Major dredging and sand bag work to restore and protect one of the Sunshine Coast’s most-loved and frequented foreshores is ...
Major dredging and sand bag work to restore and protect one of the Sunshine Coast’s most-loved and frequented foreshores is due for completion this month.
The local Sunshine Coast Council engaged experienced contractors specialising in pumping and dredging for the renewal project for the coastline between Alexandra Headland and Cotton Tree.
NPE were engaged for specialised pump hire to fill sand bags as part of the larger project estimated to be worth $1.8 million.
This crucial stage of works included the renewal of two groynes and the Sea Wall geotextile with containers (also known as geo bags or geofabric bags) filled with sand to protect the coastline.
NPE supplied a heavy duty sludge slurry pump hydraulically controlled and mounted on an excavator.
Selected for it’s durability, the NPE pump was relied on to start and stop as each sandbag was filled.
The pump transferred sea water and sand from the coastal location into purpose made eco-bags for onsite sand management. These will provide protection from storm surge and replaced former sand bag groynes and sea wall placed about 18 years earlier. Each individual bag filled weighed eight to eleven tonnes when moved into position – collectively holding sand and dunes from washing into the river mouth.

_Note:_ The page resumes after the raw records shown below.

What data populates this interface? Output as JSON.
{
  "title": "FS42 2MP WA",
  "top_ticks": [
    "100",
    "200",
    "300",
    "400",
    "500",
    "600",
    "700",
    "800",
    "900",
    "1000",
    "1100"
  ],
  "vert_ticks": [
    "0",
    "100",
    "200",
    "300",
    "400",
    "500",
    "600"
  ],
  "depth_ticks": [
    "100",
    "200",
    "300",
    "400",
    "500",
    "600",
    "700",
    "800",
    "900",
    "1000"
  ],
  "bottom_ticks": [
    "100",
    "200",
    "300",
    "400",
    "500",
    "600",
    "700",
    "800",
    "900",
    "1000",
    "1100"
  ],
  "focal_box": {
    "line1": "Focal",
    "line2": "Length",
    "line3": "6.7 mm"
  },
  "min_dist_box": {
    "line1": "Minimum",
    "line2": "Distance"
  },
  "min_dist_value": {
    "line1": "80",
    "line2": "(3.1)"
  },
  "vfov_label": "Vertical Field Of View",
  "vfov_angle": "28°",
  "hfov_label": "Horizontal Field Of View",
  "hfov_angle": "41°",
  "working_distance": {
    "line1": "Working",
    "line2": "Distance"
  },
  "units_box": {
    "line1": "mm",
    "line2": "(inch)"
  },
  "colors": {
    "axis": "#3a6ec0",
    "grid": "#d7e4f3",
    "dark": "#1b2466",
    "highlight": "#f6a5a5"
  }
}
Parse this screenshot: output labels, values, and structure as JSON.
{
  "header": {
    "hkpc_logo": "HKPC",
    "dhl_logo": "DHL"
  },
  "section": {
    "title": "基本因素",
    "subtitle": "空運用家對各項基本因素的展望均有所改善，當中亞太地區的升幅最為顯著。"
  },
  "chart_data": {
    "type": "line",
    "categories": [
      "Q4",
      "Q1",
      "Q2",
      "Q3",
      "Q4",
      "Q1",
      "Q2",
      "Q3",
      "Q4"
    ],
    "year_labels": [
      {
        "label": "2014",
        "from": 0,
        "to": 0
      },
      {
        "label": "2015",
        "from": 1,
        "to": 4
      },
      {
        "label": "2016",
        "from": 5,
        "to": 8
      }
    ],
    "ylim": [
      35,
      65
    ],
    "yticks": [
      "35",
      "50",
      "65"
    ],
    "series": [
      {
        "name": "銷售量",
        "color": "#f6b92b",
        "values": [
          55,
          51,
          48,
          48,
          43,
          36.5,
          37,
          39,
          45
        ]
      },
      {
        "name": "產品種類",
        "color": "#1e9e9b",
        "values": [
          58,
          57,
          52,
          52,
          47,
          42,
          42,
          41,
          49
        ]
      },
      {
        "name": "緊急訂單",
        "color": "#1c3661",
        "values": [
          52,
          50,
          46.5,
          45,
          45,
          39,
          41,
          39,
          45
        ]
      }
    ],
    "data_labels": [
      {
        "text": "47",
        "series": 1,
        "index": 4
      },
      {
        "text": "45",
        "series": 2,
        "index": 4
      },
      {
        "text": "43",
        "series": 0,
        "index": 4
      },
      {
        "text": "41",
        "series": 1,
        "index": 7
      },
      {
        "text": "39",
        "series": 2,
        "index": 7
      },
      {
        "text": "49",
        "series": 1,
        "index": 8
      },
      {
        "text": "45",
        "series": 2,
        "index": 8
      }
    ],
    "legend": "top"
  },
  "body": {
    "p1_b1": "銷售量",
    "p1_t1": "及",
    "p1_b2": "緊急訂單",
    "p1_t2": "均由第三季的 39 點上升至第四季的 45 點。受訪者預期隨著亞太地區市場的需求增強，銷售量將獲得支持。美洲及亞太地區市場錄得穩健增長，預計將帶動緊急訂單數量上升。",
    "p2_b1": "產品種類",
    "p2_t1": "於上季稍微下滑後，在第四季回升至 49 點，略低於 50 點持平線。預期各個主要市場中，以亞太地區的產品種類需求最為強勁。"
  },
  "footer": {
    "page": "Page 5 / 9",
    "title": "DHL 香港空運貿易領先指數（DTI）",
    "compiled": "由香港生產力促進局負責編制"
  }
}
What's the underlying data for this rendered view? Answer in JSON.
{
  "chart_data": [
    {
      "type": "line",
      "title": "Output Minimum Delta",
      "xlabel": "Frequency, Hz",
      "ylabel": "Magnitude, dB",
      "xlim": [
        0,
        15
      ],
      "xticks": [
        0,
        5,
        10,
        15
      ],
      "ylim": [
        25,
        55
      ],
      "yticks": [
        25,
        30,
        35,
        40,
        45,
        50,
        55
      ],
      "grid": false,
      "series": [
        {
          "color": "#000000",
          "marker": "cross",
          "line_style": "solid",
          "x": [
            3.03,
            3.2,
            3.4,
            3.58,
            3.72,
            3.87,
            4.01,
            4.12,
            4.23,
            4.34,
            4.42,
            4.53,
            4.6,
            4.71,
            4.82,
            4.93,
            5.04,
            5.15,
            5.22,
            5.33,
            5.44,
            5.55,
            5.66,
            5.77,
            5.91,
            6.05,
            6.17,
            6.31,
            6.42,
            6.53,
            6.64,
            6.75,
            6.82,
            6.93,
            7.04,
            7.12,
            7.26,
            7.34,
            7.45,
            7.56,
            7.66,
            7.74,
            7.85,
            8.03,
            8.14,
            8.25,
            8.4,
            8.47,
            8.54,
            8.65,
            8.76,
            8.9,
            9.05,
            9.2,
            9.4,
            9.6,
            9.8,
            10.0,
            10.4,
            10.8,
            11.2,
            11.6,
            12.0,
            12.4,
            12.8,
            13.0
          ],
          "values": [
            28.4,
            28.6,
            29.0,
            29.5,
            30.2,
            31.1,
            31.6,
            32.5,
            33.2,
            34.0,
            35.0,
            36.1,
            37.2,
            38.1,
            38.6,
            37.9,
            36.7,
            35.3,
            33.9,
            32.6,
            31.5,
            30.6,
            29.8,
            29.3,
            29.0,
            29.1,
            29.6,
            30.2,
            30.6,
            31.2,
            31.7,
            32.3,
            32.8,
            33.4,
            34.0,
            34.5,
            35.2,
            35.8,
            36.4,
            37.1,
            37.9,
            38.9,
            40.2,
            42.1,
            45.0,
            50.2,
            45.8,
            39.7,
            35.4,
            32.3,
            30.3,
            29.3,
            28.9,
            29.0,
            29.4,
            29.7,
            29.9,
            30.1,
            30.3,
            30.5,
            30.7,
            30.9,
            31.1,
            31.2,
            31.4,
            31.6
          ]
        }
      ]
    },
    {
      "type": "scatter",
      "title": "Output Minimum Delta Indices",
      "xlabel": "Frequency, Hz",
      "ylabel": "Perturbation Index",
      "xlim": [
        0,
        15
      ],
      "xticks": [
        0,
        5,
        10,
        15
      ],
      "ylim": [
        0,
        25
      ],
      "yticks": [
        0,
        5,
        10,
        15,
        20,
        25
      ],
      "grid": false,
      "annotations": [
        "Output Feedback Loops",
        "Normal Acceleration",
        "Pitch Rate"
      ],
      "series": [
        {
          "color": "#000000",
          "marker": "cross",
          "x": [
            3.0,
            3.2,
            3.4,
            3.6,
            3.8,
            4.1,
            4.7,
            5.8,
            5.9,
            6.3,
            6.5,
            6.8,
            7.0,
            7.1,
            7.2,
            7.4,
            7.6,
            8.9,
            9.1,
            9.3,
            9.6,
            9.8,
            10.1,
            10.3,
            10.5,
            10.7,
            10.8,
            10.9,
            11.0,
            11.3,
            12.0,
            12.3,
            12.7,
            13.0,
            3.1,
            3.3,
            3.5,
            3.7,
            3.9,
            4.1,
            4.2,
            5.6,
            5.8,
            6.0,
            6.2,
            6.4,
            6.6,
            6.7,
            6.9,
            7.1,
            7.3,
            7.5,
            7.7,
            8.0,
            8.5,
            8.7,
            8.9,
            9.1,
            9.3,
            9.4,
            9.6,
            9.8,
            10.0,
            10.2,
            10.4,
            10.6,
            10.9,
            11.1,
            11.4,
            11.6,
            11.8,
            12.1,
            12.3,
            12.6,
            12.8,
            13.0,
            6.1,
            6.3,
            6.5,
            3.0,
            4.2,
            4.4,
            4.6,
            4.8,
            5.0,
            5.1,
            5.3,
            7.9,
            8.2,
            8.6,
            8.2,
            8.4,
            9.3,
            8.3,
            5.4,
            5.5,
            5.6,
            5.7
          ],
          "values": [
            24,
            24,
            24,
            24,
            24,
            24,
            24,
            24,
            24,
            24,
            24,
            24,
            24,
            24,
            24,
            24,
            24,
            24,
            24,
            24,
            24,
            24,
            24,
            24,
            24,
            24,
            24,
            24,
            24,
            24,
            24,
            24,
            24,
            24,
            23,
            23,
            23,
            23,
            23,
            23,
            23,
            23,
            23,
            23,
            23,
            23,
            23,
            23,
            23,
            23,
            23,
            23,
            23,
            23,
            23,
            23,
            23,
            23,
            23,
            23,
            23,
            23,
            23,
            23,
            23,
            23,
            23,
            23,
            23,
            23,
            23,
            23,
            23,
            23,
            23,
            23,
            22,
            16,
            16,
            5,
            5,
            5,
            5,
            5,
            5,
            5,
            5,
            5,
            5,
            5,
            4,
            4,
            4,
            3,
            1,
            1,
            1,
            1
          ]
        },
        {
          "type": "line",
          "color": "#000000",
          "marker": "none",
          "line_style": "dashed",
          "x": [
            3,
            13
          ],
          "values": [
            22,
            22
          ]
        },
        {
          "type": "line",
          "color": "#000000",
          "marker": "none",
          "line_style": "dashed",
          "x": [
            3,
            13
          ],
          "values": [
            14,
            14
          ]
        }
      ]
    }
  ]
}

A Sunshine Coast Council project
Council said the Maroochy Groyne Field Renewal project was the result of extensive council planning including a 10-year Shoreline Erosion Management Plan (SEMP) developed in 2014.
“The groyne renewal project incorporate sound science, coastal engineering principals, community values and coastal dynamics,” council said.
The contractor for local council commenced work in April with the project due for completion in August.
These sand mediation works protect a buffer on the southern side of the Maroochy River mouth to shelter community infrastructure including surf lifesaving towers, view decks, car parks , roads and playgrounds from severe erosion caused by storms, swells and weather events.
Sand nourishment, dune revegetation and protection, and limiting beach access points were all part of the current shoreline management approach on Maroochydore Beach, expected to continue for many years to come.
A mix of sea water and sand is pumped into geo bags. These can be sized for the application. The Maroochy River sand bags pictured weighed 8-11 tonnes each.
Water is then purged from the geofabric bags before they are sealed and moved into place by plant operators.
These make for an eco-wise option for coastal protection works with minimal intervention for the coastal environment.